WITH AN EVER INCREASING POPULATION AND AN EVER INCREASING PERCENTAGE OF WHICH BEING ELDERLY THE DEMAND ON THE FRONT LINE SERVICES IN THE NHS IS BOUND TO INCREASE AND THE NUMBER OF “FRONT LINE STAFF” NEEDED TO MEET THAT DEMAND MUST INEVITABLE GROW.
GIVEN THE REALITY OF THE ABOVE THE GOVERNMENT CAN EASILY DECIDE TO SPEND MORE MONEY ON THE NHS EITHER BY REDUCING THE AMOUNT ALLOCATED TO ANOTHER SERVICE AREA OR BY INCREASING THE AMOUNT OF TAX IT COLLECTS.
THE REALITY IS THAT THE MAJORITY OF TAX PAYERS WOULD BE PREPARED TO PAY MORE IN INCOME TAX IF THEY WERE ASSURED THAT THE EXTRA MONEY WOULD BE SPENT ON THE FRONT LINE OF SERVICE DELIVERY AND NOT ON EMPLOYING EVEN MORE MANAGERS AND INCREASING EVEN MORE THE ALREADY OBSCENE AMOUNTS OF TAX PAYERS MONEY THESE INDEPENDENT NHS FOUNDATION TRUSTS ALREADY PAY THEIR CHIEF EXECUTIVES AND OTHER MANAGERS..
THE UNFORTUNATE REALITY IS THAT SINCE THE HEALTH AND SOCIAL CARE ACT 2012 (WHICH REMOVED THE NHS FROM DEMOCRATIC CONTROL) - ONCE THE GOVERNMENT GIVES TAX PAYERS MONEY TO THE 165 OR SO LEGALLY INDEPENDENT TRUSTS THAT NOW RUN ALL NHS HOSPITAL NEITHER JEREMY HUNT- NOR THE DEPARTMENT OF HEALTH NOR NHS ENGLAND HAS ANY CONTROL ON HOW THAT MONEY IS ACTUALLY SPENT.

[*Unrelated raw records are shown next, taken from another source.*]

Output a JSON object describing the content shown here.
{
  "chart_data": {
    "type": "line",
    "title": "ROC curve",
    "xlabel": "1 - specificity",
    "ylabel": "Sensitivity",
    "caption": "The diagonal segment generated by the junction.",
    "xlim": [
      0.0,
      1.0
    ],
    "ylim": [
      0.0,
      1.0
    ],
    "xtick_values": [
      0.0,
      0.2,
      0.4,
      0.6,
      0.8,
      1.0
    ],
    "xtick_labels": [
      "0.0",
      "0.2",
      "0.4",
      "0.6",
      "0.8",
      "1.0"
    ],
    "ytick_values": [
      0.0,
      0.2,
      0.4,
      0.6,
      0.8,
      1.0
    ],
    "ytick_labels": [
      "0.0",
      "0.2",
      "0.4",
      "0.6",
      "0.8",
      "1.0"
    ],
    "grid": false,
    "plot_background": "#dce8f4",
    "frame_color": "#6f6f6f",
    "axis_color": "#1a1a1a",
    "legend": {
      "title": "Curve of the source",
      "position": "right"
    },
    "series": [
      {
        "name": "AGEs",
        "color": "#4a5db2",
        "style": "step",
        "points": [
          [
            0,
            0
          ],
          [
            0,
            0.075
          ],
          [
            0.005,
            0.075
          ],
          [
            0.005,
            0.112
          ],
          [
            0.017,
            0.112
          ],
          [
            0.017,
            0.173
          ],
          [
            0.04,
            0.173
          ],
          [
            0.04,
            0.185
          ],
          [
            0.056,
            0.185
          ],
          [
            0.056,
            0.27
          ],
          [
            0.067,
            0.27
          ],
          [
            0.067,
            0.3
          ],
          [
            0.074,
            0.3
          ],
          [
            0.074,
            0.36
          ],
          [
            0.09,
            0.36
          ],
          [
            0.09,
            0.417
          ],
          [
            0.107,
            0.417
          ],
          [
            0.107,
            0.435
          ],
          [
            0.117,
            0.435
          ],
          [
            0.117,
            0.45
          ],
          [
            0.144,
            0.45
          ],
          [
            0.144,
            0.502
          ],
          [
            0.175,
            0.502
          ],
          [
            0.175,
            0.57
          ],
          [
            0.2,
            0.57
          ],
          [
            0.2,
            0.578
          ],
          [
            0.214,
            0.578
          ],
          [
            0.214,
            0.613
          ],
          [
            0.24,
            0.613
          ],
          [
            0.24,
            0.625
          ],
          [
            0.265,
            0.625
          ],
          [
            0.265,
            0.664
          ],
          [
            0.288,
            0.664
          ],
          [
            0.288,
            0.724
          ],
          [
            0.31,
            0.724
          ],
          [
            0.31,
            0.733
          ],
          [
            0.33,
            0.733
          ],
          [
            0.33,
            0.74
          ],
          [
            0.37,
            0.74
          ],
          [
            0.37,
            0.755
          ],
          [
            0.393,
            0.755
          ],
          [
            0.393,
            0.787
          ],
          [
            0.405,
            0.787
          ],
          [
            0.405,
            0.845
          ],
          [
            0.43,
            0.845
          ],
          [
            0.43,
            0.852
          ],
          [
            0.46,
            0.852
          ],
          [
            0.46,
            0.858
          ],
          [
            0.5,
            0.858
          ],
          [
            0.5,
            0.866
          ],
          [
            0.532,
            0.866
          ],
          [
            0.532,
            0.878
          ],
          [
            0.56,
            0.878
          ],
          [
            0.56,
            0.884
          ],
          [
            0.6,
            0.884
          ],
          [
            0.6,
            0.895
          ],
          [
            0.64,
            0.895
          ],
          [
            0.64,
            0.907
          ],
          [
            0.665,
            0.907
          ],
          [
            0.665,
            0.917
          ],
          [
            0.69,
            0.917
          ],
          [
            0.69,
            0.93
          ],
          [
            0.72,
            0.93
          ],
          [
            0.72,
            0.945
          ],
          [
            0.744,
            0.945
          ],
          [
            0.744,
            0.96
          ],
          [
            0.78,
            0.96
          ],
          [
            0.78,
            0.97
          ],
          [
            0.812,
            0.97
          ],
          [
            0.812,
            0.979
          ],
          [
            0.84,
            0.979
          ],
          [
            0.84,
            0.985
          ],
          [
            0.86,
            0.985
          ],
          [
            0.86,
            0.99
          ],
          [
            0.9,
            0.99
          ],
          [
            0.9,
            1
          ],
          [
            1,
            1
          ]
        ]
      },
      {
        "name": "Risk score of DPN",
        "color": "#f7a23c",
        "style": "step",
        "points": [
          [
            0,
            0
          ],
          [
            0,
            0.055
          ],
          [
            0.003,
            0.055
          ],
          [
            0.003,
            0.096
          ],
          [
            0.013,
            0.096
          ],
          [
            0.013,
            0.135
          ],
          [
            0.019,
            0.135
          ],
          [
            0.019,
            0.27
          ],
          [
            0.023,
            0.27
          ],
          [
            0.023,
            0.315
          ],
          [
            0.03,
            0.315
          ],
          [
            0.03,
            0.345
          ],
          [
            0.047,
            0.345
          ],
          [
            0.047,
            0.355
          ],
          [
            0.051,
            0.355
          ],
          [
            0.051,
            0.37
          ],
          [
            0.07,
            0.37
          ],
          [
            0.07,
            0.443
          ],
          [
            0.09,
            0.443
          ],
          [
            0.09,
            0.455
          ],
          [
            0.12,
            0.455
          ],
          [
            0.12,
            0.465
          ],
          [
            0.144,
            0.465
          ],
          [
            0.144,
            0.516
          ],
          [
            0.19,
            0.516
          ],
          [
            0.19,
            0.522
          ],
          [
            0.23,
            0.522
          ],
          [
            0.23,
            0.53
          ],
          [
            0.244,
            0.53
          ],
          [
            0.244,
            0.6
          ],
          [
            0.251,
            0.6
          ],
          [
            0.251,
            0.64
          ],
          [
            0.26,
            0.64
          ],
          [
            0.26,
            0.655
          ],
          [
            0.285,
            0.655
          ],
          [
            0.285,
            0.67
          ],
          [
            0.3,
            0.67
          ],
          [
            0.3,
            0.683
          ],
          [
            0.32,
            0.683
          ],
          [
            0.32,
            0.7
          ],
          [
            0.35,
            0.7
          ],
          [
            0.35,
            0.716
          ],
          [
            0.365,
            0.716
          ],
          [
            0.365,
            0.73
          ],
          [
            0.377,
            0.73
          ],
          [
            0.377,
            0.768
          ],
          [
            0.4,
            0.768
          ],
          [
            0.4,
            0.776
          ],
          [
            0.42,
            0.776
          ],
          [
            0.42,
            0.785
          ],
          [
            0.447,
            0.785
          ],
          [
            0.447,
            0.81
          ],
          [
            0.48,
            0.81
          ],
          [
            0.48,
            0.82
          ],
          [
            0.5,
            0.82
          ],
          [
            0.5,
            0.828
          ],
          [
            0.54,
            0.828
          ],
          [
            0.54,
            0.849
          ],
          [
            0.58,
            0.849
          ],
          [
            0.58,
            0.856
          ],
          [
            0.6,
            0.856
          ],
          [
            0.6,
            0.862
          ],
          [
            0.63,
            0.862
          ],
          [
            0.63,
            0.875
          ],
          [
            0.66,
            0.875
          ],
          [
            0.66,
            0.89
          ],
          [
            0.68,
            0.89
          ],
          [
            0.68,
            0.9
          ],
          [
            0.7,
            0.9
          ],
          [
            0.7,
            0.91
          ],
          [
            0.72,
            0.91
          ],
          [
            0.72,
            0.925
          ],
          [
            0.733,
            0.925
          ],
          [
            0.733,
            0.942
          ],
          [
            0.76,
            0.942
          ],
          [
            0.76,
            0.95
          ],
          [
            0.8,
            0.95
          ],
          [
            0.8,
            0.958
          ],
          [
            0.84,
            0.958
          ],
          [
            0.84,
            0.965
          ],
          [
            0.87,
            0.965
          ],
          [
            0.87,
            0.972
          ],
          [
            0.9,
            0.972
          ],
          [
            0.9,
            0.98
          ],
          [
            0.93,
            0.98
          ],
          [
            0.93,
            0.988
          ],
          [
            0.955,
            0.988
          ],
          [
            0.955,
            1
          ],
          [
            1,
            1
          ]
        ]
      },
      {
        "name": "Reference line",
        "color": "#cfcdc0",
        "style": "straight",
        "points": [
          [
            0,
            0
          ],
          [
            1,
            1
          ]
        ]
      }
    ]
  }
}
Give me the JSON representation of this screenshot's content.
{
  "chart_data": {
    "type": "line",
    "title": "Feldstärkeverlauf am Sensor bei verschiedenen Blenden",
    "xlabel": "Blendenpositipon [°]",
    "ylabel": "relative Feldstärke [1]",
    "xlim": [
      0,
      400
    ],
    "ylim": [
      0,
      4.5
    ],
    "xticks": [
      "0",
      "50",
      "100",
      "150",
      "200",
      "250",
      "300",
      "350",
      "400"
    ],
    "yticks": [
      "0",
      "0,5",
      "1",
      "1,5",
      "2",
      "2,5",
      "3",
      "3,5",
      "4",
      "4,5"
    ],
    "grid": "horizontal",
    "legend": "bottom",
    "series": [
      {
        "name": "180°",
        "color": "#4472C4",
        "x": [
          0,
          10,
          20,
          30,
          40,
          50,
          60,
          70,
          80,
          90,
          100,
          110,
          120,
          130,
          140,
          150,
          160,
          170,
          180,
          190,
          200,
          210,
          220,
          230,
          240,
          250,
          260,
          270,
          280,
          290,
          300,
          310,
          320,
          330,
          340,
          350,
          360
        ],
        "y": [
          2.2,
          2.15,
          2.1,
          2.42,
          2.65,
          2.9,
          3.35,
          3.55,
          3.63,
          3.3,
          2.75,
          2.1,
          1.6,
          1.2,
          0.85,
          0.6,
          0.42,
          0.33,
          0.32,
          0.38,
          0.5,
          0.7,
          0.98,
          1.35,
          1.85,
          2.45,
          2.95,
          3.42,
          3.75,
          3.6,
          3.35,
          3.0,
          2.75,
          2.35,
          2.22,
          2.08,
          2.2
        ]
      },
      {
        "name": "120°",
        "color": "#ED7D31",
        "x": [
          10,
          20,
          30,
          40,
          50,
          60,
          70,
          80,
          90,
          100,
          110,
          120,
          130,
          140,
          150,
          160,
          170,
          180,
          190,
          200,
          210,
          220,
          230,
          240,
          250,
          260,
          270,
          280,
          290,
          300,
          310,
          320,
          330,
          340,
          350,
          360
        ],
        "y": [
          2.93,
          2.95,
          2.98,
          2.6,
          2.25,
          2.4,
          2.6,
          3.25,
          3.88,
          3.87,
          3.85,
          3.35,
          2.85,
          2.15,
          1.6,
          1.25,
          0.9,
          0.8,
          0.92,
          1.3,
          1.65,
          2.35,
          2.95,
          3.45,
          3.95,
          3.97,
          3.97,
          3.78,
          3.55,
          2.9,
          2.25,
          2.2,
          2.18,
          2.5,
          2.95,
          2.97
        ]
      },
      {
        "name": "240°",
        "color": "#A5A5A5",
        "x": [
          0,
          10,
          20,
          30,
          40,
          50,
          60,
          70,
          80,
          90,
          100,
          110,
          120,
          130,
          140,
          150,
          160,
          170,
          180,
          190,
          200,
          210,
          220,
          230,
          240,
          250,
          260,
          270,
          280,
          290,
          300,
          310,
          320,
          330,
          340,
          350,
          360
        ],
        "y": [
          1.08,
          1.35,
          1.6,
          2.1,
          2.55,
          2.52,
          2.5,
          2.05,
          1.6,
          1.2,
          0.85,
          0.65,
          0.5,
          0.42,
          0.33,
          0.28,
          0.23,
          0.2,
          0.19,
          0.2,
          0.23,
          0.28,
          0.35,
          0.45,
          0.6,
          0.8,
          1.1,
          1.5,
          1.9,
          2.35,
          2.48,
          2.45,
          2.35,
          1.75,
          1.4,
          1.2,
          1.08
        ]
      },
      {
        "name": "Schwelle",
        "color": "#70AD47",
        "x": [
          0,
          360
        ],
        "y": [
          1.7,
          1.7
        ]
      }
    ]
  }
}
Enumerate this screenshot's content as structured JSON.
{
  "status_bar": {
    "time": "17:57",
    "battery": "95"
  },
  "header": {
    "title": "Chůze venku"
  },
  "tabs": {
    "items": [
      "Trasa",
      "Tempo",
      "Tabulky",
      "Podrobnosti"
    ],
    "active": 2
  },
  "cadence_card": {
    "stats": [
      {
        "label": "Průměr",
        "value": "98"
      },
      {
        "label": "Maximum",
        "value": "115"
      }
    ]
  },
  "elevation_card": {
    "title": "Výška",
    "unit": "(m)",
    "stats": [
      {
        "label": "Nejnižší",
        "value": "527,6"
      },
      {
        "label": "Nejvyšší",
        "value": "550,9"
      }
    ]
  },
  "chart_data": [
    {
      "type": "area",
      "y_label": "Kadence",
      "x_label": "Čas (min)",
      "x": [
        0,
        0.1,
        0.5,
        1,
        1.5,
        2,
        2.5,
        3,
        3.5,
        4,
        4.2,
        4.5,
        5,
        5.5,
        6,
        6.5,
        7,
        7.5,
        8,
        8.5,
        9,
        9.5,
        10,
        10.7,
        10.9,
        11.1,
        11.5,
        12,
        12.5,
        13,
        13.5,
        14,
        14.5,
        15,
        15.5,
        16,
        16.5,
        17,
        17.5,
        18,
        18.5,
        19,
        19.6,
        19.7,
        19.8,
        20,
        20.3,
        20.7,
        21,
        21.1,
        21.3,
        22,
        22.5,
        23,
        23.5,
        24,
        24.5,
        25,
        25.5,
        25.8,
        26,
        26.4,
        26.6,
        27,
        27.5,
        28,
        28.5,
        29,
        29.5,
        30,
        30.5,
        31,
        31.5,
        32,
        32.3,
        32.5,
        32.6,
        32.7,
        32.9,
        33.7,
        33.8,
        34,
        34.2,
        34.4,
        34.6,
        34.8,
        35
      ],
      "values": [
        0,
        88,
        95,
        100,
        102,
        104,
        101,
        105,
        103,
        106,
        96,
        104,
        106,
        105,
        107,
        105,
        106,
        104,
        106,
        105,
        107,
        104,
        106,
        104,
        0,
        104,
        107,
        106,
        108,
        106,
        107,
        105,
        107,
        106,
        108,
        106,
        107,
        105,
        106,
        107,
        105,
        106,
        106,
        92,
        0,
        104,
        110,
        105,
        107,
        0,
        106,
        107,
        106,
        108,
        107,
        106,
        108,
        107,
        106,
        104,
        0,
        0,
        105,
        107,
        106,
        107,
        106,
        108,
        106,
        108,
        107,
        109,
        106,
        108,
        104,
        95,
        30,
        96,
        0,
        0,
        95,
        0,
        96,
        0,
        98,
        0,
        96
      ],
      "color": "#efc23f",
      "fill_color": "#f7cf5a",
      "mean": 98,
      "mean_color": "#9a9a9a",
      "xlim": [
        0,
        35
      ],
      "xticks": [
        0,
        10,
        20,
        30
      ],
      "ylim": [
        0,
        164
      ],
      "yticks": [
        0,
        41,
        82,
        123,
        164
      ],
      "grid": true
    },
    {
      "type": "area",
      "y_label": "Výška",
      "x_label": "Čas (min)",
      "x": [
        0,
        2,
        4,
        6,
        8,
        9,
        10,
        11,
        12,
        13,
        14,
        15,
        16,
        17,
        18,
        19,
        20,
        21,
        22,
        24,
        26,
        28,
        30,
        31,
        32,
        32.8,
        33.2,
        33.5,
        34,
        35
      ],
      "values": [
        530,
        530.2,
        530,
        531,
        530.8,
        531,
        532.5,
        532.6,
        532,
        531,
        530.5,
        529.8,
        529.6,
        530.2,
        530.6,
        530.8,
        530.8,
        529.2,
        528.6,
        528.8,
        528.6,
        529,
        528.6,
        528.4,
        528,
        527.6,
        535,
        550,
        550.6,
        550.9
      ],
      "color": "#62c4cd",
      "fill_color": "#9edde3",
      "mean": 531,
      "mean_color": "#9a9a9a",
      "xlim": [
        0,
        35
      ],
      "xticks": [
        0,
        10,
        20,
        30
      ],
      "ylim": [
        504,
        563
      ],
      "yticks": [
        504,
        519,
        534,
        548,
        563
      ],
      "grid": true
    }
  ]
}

THE ABOVE IS A NATIONAL DISGRACE
IN ONE HOSPITAL ALONE (IN RURAL NORFOLK) OVER TEN OF THEIR "MANAGERS" ARE PAID SIGNIFICANTLY MORE THAT THE PRIME MINISTER THE CHIEF EXECUTIVE RECEIVING MORE THAT £250,000.
THE POSITION IS FAR FAR WORSE IN LONDON AND OTHER MAJOR CITIES..
JEREMY HUNT ASKED THESE ORGANISATIONS TO EXERCISE RESTRAINT IN THE AMOUNT OF MONEY THEY WERE PAYING THEIR CHIEF EXECUTIVES AND OTHER SENIOR MANAGERS BUT THEY ALL CHOSE TO IGNORE THAT REQUEST AND THERE WAS NOTHING JEREMY HUNT OR NHS ENGLAND COULD DO ABOUT THAT REFUSAL.